Token-light browser automation via Playwright. CLI + MCP server.
dev-browser-mcp
Token-light browser automation via Playwright. CLI-first design for LLM agent workflows.
Uses ref-based interaction: get a compact accessibility snapshot, then click/fill by ref ID. Keeps context small.
Acknowledgments
This project is a Python/CLI rewrite inspired by SawyerHood/dev-browser. The ARIA snapshot extraction logic is vendored from that project. Thanks to Sawyer Hood for the original work and the ref-based interaction model.
Consider using Sawyer's original if you want:
- Native Claude Skill integration (install via
.claude-plugin) - TypeScript/Bun ecosystem
- Tighter Claude Desktop integration
This repo is for CLI-first workflows, Nix packaging, or if you prefer Python/Playwright.
Comparison
| Feature | SawyerHood/dev-browser | dev-browser-mcp |
|---------|------------------------|-----------------|
| Language | TypeScript | Python |
| Runtime | Bun + browser extension | Playwright (Python) |
| Interface | Claude Skill plugin | CLI + daemon (+ MCP) |
| Install | .claude-plugin | pip/Nix |
| Best for | Claude Desktop users | CLI agents, Codex, Nix users |
| Snapshot engine | ARIA (JS) | Same (vendored) |
Both use the same ref-based interaction model. Pick based on your environment.
Why CLI over MCP?
MCP adds overhead: extra process, stdio piping, JSON-RPC framing, connection management. For browser automation, that's a lot of indirection when you can just call a CLI.
The CLI approach:
- Lower latency - direct subprocess, no protocol overhead
- Easier debugging - run commands yourself, see exactly what happens
- Simpler integration - any agent that can shell out works
- Persistent sessions - daemon keeps browser alive between calls
The MCP server exists if you need it, but the CLI + daemon is the recommended path.
Install
Requires Python 3.11+ and Playwright browsers.
# Install playwright browsers (one-time)
playwright install chromium
# Run CLI directly
python cli.py goto https://example.com
python cli.py snapshot
python cli.py click-ref e3
Nix (flake)
No overlays required.
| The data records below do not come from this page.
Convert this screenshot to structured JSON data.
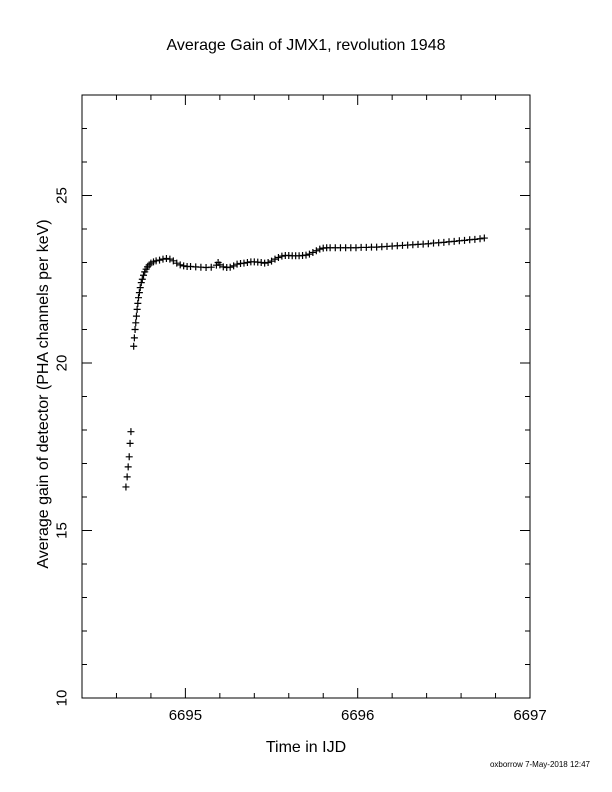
{
  "chart_data": {
    "type": "scatter",
    "title": "Average Gain of JMX1, revolution 1948",
    "xlabel": "Time in IJD",
    "ylabel": "Average gain of detector (PHA channels per keV)",
    "xlim": [
      6694.4,
      6697.0
    ],
    "ylim": [
      10,
      28
    ],
    "x_ticks": [
      "6695",
      "6696",
      "6697"
    ],
    "y_ticks": [
      "10",
      "15",
      "20",
      "25"
    ],
    "marker": "+",
    "grid": false,
    "footer": "oxborrow  7-May-2018 12:47",
    "points": [
      [
        6694.655,
        16.3
      ],
      [
        6694.662,
        16.6
      ],
      [
        6694.668,
        16.9
      ],
      [
        6694.674,
        17.2
      ],
      [
        6694.679,
        17.6
      ],
      [
        6694.684,
        17.95
      ],
      [
        6694.7,
        20.5
      ],
      [
        6694.704,
        20.75
      ],
      [
        6694.708,
        21.0
      ],
      [
        6694.712,
        21.2
      ],
      [
        6694.716,
        21.4
      ],
      [
        6694.72,
        21.6
      ],
      [
        6694.724,
        21.78
      ],
      [
        6694.728,
        21.95
      ],
      [
        6694.733,
        22.1
      ],
      [
        6694.738,
        22.25
      ],
      [
        6694.744,
        22.4
      ],
      [
        6694.75,
        22.5
      ],
      [
        6694.757,
        22.62
      ],
      [
        6694.764,
        22.72
      ],
      [
        6694.772,
        22.8
      ],
      [
        6694.78,
        22.87
      ],
      [
        6694.79,
        22.93
      ],
      [
        6694.8,
        22.98
      ],
      [
        6694.815,
        23.02
      ],
      [
        6694.83,
        23.05
      ],
      [
        6694.85,
        23.07
      ],
      [
        6694.87,
        23.1
      ],
      [
        6694.89,
        23.12
      ],
      [
        6694.91,
        23.1
      ],
      [
        6694.93,
        23.05
      ],
      [
        6694.95,
        22.98
      ],
      [
        6694.97,
        22.93
      ],
      [
        6694.99,
        22.9
      ],
      [
        6695.01,
        22.88
      ],
      [
        6695.03,
        22.88
      ],
      [
        6695.06,
        22.87
      ],
      [
        6695.09,
        22.86
      ],
      [
        6695.12,
        22.85
      ],
      [
        6695.15,
        22.86
      ],
      [
        6695.18,
        22.92
      ],
      [
        6695.19,
        23.0
      ],
      [
        6695.2,
        22.93
      ],
      [
        6695.22,
        22.87
      ],
      [
        6695.24,
        22.85
      ],
      [
        6695.26,
        22.86
      ],
      [
        6695.28,
        22.9
      ],
      [
        6695.3,
        22.95
      ],
      [
        6695.32,
        22.97
      ],
      [
        6695.34,
        22.98
      ],
      [
        6695.36,
        23.0
      ],
      [
        6695.38,
        23.02
      ],
      [
        6695.4,
        23.02
      ],
      [
        6695.42,
        23.01
      ],
      [
        6695.44,
        23.0
      ],
      [
        6695.46,
        22.98
      ],
      [
        6695.48,
        23.0
      ],
      [
        6695.5,
        23.04
      ],
      [
        6695.52,
        23.1
      ],
      [
        6695.54,
        23.15
      ],
      [
        6695.56,
        23.19
      ],
      [
        6695.58,
        23.21
      ],
      [
        6695.6,
        23.21
      ],
      [
        6695.62,
        23.2
      ],
      [
        6695.64,
        23.2
      ],
      [
        6695.66,
        23.2
      ],
      [
        6695.68,
        23.21
      ],
      [
        6695.7,
        23.22
      ],
      [
        6695.72,
        23.25
      ],
      [
        6695.74,
        23.3
      ],
      [
        6695.76,
        23.35
      ],
      [
        6695.78,
        23.4
      ],
      [
        6695.8,
        23.43
      ],
      [
        6695.82,
        23.44
      ],
      [
        6695.84,
        23.44
      ],
      [
        6695.87,
        23.44
      ],
      [
        6695.9,
        23.44
      ],
      [
        6695.93,
        23.44
      ],
      [
        6695.96,
        23.44
      ],
      [
        6695.99,
        23.44
      ],
      [
        6696.02,
        23.45
      ],
      [
        6696.05,
        23.45
      ],
      [
        6696.08,
        23.46
      ],
      [
        6696.11,
        23.46
      ],
      [
        6696.14,
        23.47
      ],
      [
        6696.17,
        23.48
      ],
      [
        6696.2,
        23.49
      ],
      [
        6696.23,
        23.5
      ],
      [
        6696.26,
        23.51
      ],
      [
        6696.29,
        23.52
      ],
      [
        6696.32,
        23.53
      ],
      [
        6696.35,
        23.54
      ],
      [
        6696.38,
        23.55
      ],
      [
        6696.41,
        23.56
      ],
      [
        6696.44,
        23.58
      ],
      [
        6696.47,
        23.59
      ],
      [
        6696.5,
        23.6
      ],
      [
        6696.53,
        23.62
      ],
      [
        6696.56,
        23.63
      ],
      [
        6696.59,
        23.65
      ],
      [
        6696.62,
        23.66
      ],
      [
        6696.65,
        23.68
      ],
      [
        6696.68,
        23.69
      ],
      [
        6696.71,
        23.71
      ],
      [
        6696.735,
        23.73
      ]
    ]
  }
}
The flake exposes the CLI, daemon, and MCP server:
nix run github:joshp123/dev-browser-mcp#dev-browser -- goto https://example.com
nix run github:joshp123/dev-browser-mcp#dev-browser -- snapshot
Install to your profile:
nix profile install github:joshp123/dev-browser-mcp#dev-browser
CLI Usage
dev-browser goto https://example.com
dev-browser snapshot # get refs
dev-browser click-ref e3 # click ref e3
dev-browser fill-ref e5 "search query" # fill input
dev-browser screenshot
dev-browser press Enter
The daemon starts automatically on first command and keeps the browser session alive.
Integration with Claude Code
Add to your project's CLAUDE.md:
## Browser Automation
Use `dev-browser` CLI for browser tasks. Keeps context small via ref-based interaction.
Workflow:
1. `dev-browser goto <url>` - navigate
2. `dev-browser snapshot` - get interactive elements as refs (e1, e2, etc.)
3. `dev-browser click-ref <ref>` or `dev-browser fill-ref <ref> "text"` - interact
4. `dev-browser screenshot` - capture state if needed
Example:
\`\`\`bash
dev-browser goto https://github.com/login
dev-browser snapshot
# Output: e1: textbox "Username" | e2: textbox "Password" | e3: button "Sign in"
dev-browser fill-ref e1 "myuser"
dev-browser fill-ref e2 "mypass"
dev-browser click-ref e3
\`\`\`
Integration with Codex
Codex can use the CLI directly via its shell access. Example prompt:
Use dev-browser to navigate to example.com and find all links on the page.
Available commands:
- dev-browser goto <url>
- dev-browser snapshot [--interactive-only / --no-interactive-only]
- dev-browser click-ref <ref>
- dev-browser fill-ref <ref> "text"
- dev-browser screenshot
- dev-browser press <key>
Tools
CLI commands (recommended):
goto <url>- navigatesnapshot- accessibility tree with refsclick-ref <ref>- click elementfill-ref <ref> "text"- fill inputpress <key>- keyboard inputscreenshot- save screenshotsave-html- save page HTMLlist-pages- show open pagesstatus/start/stop- daemon management
MCP tools (if you must):
page/list_pages/close_pagegoto/snapshot/click_ref/fill_ref/pressscreenshot/save_htmlactions- batch calls
License
AGPL-3.0-or-later. See LICENSE.
Vendored code from SawyerHood/dev-browser is MIT licensed. See THIRD_PARTY_NOTICES.md.